Saturday, November 25, 2006

Viva Italia! or the 'Drinker visits A Taste of Italy

Friday night, Mik and I head down to Pier 23 for the annual Amici del Vino "Taste of Italy" wine fair (and food expo). In addition to representation from a number of agencies who sell Italian wines in Nova Scotia already, plus two of the private wine stores, there were nine wineries that appear to have been sponsored by the Italian government to travel the world and try to create markets for their wines. Those wines were available for sale by the case, but only through the highly efficient NSLC Special Orders program. Hmmmmm.... I'll pass.

But it was from those wineries where the most interesting wines were found, for the most part, I thought.

It was an evening of more Barbera based wines than Nova Scotia has ever seen in one room at one time. And there were some dandies. Plus a number of Moscato based wines (Muscat) and even a couple of rare grapes, Nosiola and Brachetto.
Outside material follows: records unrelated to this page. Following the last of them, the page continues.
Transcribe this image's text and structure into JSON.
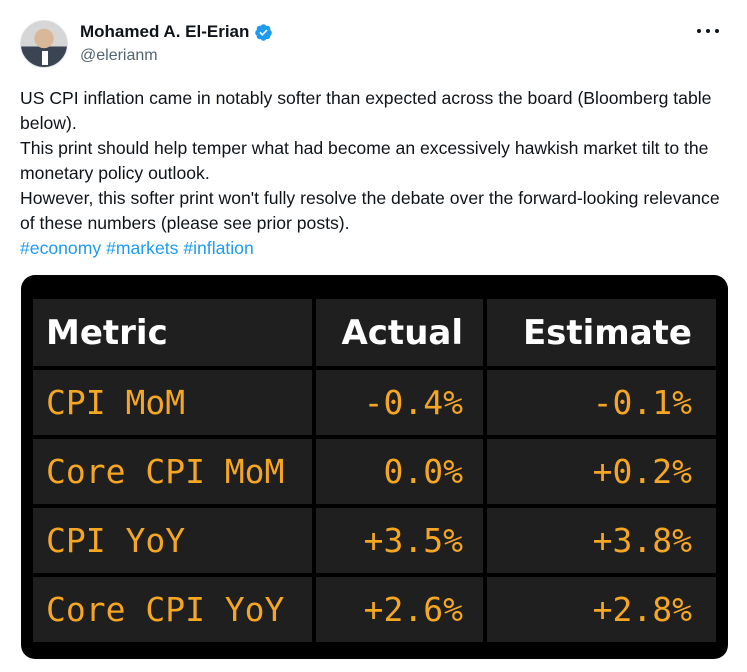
{
  "author": {
    "name": "Mohamed A. El-Erian",
    "handle": "@elerianm",
    "verified_icon": "verified-badge-icon",
    "verified_color": "#1d9bf0"
  },
  "menu": {
    "icon": "more-horizontal-icon"
  },
  "tweet": {
    "line1": "US CPI inflation came in notably softer than expected across the board (Bloomberg table below).",
    "line2": "This print should help temper what had become an excessively hawkish market tilt to the monetary policy outlook.",
    "line3": "However, this softer print won't fully resolve the debate over the forward-looking relevance of these numbers (please see prior posts).",
    "hashtags": [
      "#economy",
      "#markets",
      "#inflation"
    ]
  },
  "table": {
    "headers": [
      "Metric",
      "Actual",
      "Estimate"
    ],
    "rows": [
      [
        "CPI MoM",
        "-0.4%",
        "-0.1%"
      ],
      [
        "Core CPI MoM",
        "0.0%",
        "+0.2%"
      ],
      [
        "CPI YoY",
        "+3.5%",
        "+3.8%"
      ],
      [
        "Core CPI YoY",
        "+2.6%",
        "+2.8%"
      ]
    ],
    "value_color": "#f5a623",
    "header_color": "#ffffff"
  }
}
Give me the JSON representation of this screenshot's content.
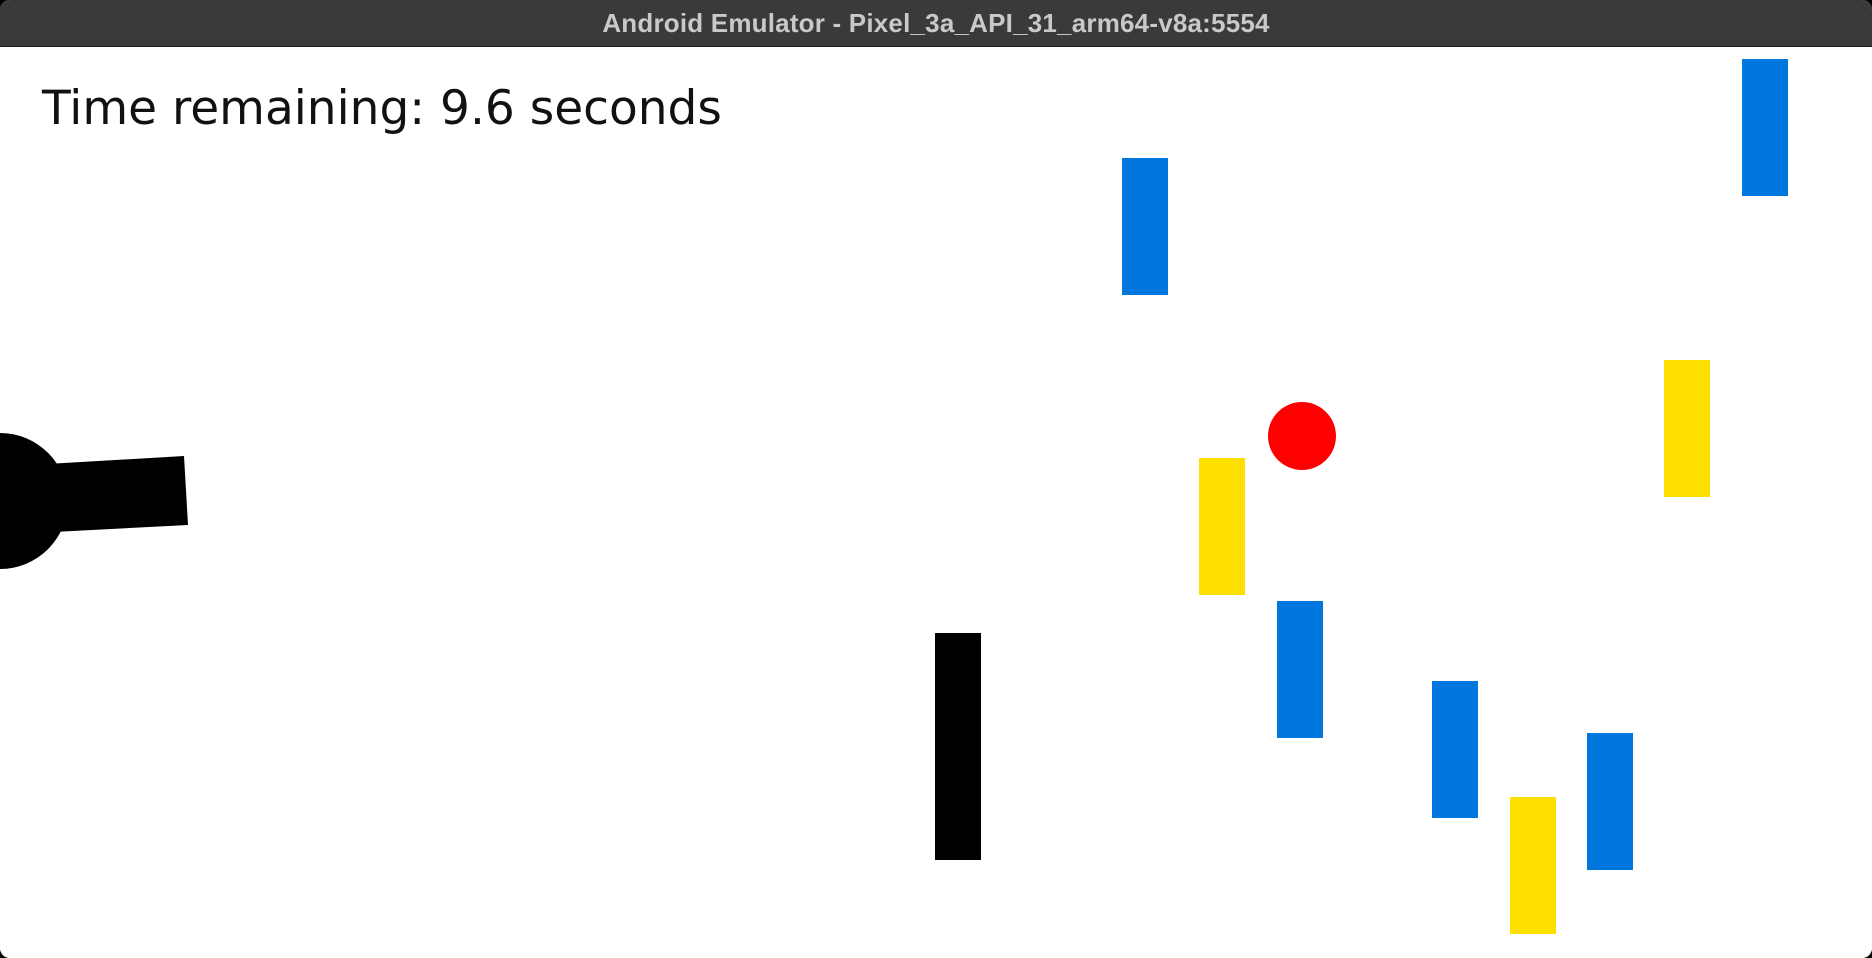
{
  "window": {
    "title": "Android Emulator - Pixel_3a_API_31_arm64-v8a:5554"
  },
  "hud": {
    "time_remaining_text": "Time remaining: 9.6 seconds"
  },
  "colors": {
    "background": "#ffffff",
    "blue_block": "#0077dd",
    "yellow_block": "#fde000",
    "obstacle": "#000000",
    "ball": "#ff0000",
    "cannon": "#000000"
  },
  "game_objects": {
    "cannon": {
      "color": "black"
    },
    "ball": {
      "color": "red"
    },
    "obstacle": {
      "color": "black"
    },
    "blocks": [
      {
        "color": "blue"
      },
      {
        "color": "blue"
      },
      {
        "color": "yellow"
      },
      {
        "color": "yellow"
      },
      {
        "color": "blue"
      },
      {
        "color": "blue"
      },
      {
        "color": "yellow"
      },
      {
        "color": "blue"
      }
    ]
  }
}
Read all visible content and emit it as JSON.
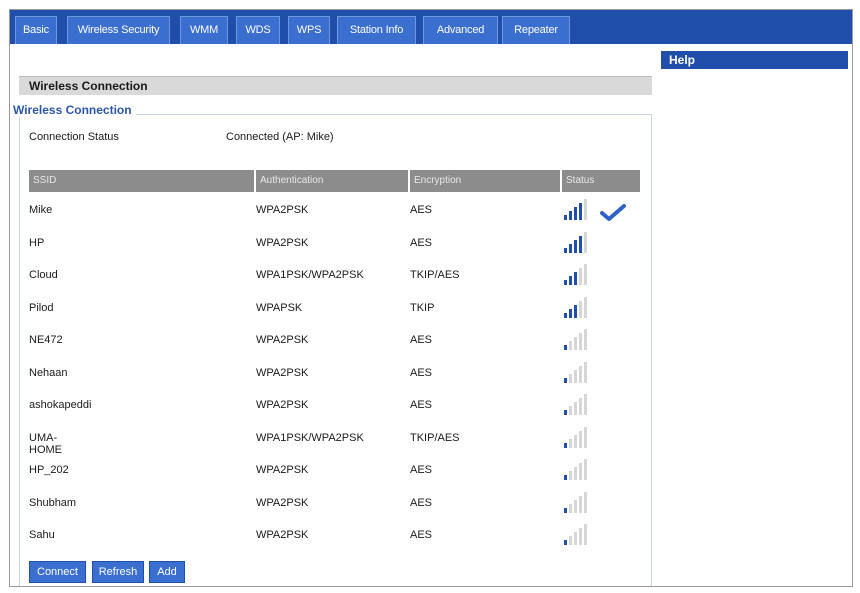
{
  "tabs": [
    {
      "label": "Basic"
    },
    {
      "label": "Wireless Security"
    },
    {
      "label": "WMM"
    },
    {
      "label": "WDS"
    },
    {
      "label": "WPS"
    },
    {
      "label": "Station Info"
    },
    {
      "label": "Advanced"
    },
    {
      "label": "Repeater"
    }
  ],
  "section": {
    "header": "Wireless Connection",
    "legend": "Wireless Connection",
    "status_label": "Connection Status",
    "status_value": "Connected (AP: Mike)"
  },
  "help": {
    "title": "Help"
  },
  "table": {
    "columns": [
      "SSID",
      "Authentication",
      "Encryption",
      "Status"
    ],
    "rows": [
      {
        "ssid": "Mike",
        "auth": "WPA2PSK",
        "enc": "AES",
        "signal": 4,
        "connected": true
      },
      {
        "ssid": "HP",
        "auth": "WPA2PSK",
        "enc": "AES",
        "signal": 4,
        "connected": false
      },
      {
        "ssid": "Cloud",
        "auth": "WPA1PSK/WPA2PSK",
        "enc": "TKIP/AES",
        "signal": 3,
        "connected": false
      },
      {
        "ssid": "Pilod",
        "auth": "WPAPSK",
        "enc": "TKIP",
        "signal": 3,
        "connected": false
      },
      {
        "ssid": "NE472",
        "auth": "WPA2PSK",
        "enc": "AES",
        "signal": 1,
        "connected": false
      },
      {
        "ssid": "Nehaan",
        "auth": "WPA2PSK",
        "enc": "AES",
        "signal": 1,
        "connected": false
      },
      {
        "ssid": "ashokapeddi",
        "auth": "WPA2PSK",
        "enc": "AES",
        "signal": 1,
        "connected": false
      },
      {
        "ssid": "UMA-HOME",
        "auth": "WPA1PSK/WPA2PSK",
        "enc": "TKIP/AES",
        "signal": 1,
        "connected": false
      },
      {
        "ssid": "HP_202",
        "auth": "WPA2PSK",
        "enc": "AES",
        "signal": 1,
        "connected": false
      },
      {
        "ssid": "Shubham",
        "auth": "WPA2PSK",
        "enc": "AES",
        "signal": 1,
        "connected": false
      },
      {
        "ssid": "Sahu",
        "auth": "WPA2PSK",
        "enc": "AES",
        "signal": 1,
        "connected": false
      }
    ]
  },
  "buttons": {
    "connect": "Connect",
    "refresh": "Refresh",
    "add": "Add"
  },
  "icons": {
    "signal": "wifi-signal-icon",
    "connected": "checkmark-icon"
  },
  "colors": {
    "nav": "#1f4faa",
    "tab": "#3a6fd0",
    "header_gray": "#d9d9d9",
    "column_header": "#8c8c8c",
    "signal_active": "#1f4faa",
    "signal_inactive": "#d6d6d6"
  }
}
My favourites, in no particular order:

Scambia wines siriaulivieriscambia@libero.it (someone should rep this winery). They showed three wines, and all three were excellent, interesting, and very well made. The Orvieto was complex, and intriguing (from the DOC Gualdo di Meana and priced under $20). The Rosso Orviento from DOC Runico was perhaps my favourite lower priced wine of the evening, and their biggie, a Sangiovese from the DOC of Brunaio was wonderful stuff, but at $80 and from the 1997 vintage, it should be.
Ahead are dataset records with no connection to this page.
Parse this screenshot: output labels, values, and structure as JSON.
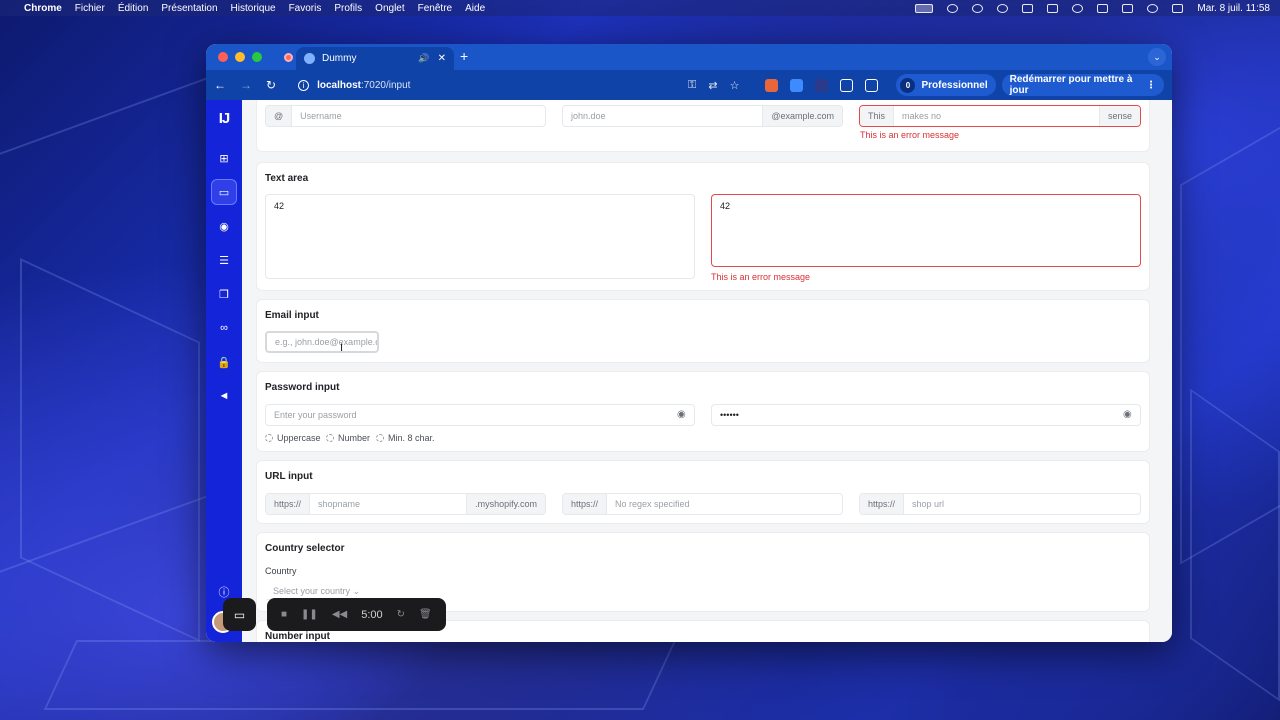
{
  "menubar": {
    "app": "Chrome",
    "items": [
      "Fichier",
      "Édition",
      "Présentation",
      "Historique",
      "Favoris",
      "Profils",
      "Onglet",
      "Fenêtre",
      "Aide"
    ],
    "clock": "Mar. 8 juil. 11:58"
  },
  "browser": {
    "tab_title": "Dummy",
    "url_host": "localhost",
    "url_path": ":7020/input",
    "profile_count": "0",
    "profile_label": "Professionnel",
    "restart_label": "Redémarrer pour mettre à jour"
  },
  "app": {
    "logo": "IJ"
  },
  "top_row": {
    "username_addon": "@",
    "username_placeholder": "Username",
    "email_placeholder": "john.doe",
    "email_suffix": "@example.com",
    "sense_prefix": "This",
    "sense_placeholder": "makes no",
    "sense_suffix": "sense",
    "error": "This is an error message"
  },
  "textarea": {
    "title": "Text area",
    "value1": "42",
    "value2": "42",
    "error": "This is an error message"
  },
  "email": {
    "title": "Email input",
    "placeholder": "e.g., john.doe@example.c"
  },
  "password": {
    "title": "Password input",
    "placeholder": "Enter your password",
    "masked": "••••••",
    "rules": [
      "Uppercase",
      "Number",
      "Min. 8 char."
    ]
  },
  "url": {
    "title": "URL input",
    "f1_prefix": "https://",
    "f1_placeholder": "shopname",
    "f1_suffix": ".myshopify.com",
    "f2_prefix": "https://",
    "f2_placeholder": "No regex specified",
    "f3_prefix": "https://",
    "f3_placeholder": "shop url"
  },
  "country": {
    "title": "Country selector",
    "label": "Country",
    "placeholder": "Select your country"
  },
  "number": {
    "title": "Number input"
  },
  "recorder": {
    "timer": "5:00"
  }
}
From Marenco wines (www.marencovini.com) the Moscato Secco Muma T.W. was great stuff, and I really wanted one bottle to compare with our own Nova Scotia dry Muscats. Their Barbera D'Asti was also impressive, huge dark and complex - not what one thinks of with this grape.
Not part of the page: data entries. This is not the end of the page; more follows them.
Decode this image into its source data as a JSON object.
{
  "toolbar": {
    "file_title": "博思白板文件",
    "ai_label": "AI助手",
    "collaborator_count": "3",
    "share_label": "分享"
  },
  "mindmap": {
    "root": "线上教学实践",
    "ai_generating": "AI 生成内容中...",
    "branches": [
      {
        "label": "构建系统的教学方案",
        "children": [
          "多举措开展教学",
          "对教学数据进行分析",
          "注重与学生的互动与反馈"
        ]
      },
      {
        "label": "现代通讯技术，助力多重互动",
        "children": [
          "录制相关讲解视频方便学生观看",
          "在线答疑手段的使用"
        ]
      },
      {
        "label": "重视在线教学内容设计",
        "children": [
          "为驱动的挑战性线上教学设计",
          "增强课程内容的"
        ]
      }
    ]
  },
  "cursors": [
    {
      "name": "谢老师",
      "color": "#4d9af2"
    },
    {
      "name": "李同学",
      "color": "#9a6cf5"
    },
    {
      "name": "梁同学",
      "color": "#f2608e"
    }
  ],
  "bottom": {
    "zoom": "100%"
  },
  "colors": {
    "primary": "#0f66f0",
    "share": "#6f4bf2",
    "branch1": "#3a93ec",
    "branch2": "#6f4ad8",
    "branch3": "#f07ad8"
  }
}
Pisoni wines (www.pisoni.net) showed the very interesting Nosiola IGT from Trentino, a rarely seen grape in North America making a clean white wine that reminded me of Chenin Blanc.

Sgarzi Luigi (www.cantinesgarzi.it) showed a bunch of wines from the south, and from Emilia Romagna. I liked the Nero D'Avola-Syrah blend from Luigi Leonardo in Sicily. ($14!!)

Villa di Maser (www.villadimaser.it) showed the best wine of the show, their Montello Il Maserino DOC 2001. This was a $100 wine, but it showed wonderfully.

And finally, I would be remiss in not praising the Tre Donna Barbera D'Alba, 2001, from Vin•Art. Yes, it is $37 but it is quite the substantial wine.

And the chocolate grappa? Gag gag gag gag gag, spit.

Did I mention the food? It was great. I spent most of my time drinking and gabbing. Here is the gossip. Alanna is back from Italy with her Italian husband to follow by mail. Simone and Terry are opening an Italian restaurant in Lunenburg. And Susan, the wine goddess, will be really pissed that she missed this one.

Later time spent at Seven and then the Armview (what was I thinking, I was not nearly drunk enough for that?) proved very boring and unproductive, other than watching gorgeous young women get very drunk and fall down. Why is it that the music has to be so loud you can't hear a blonde hit the floor anymore? These young people just don't know how to party.

Oh, and somewhere there, I lost Mik. Let me know if you find him.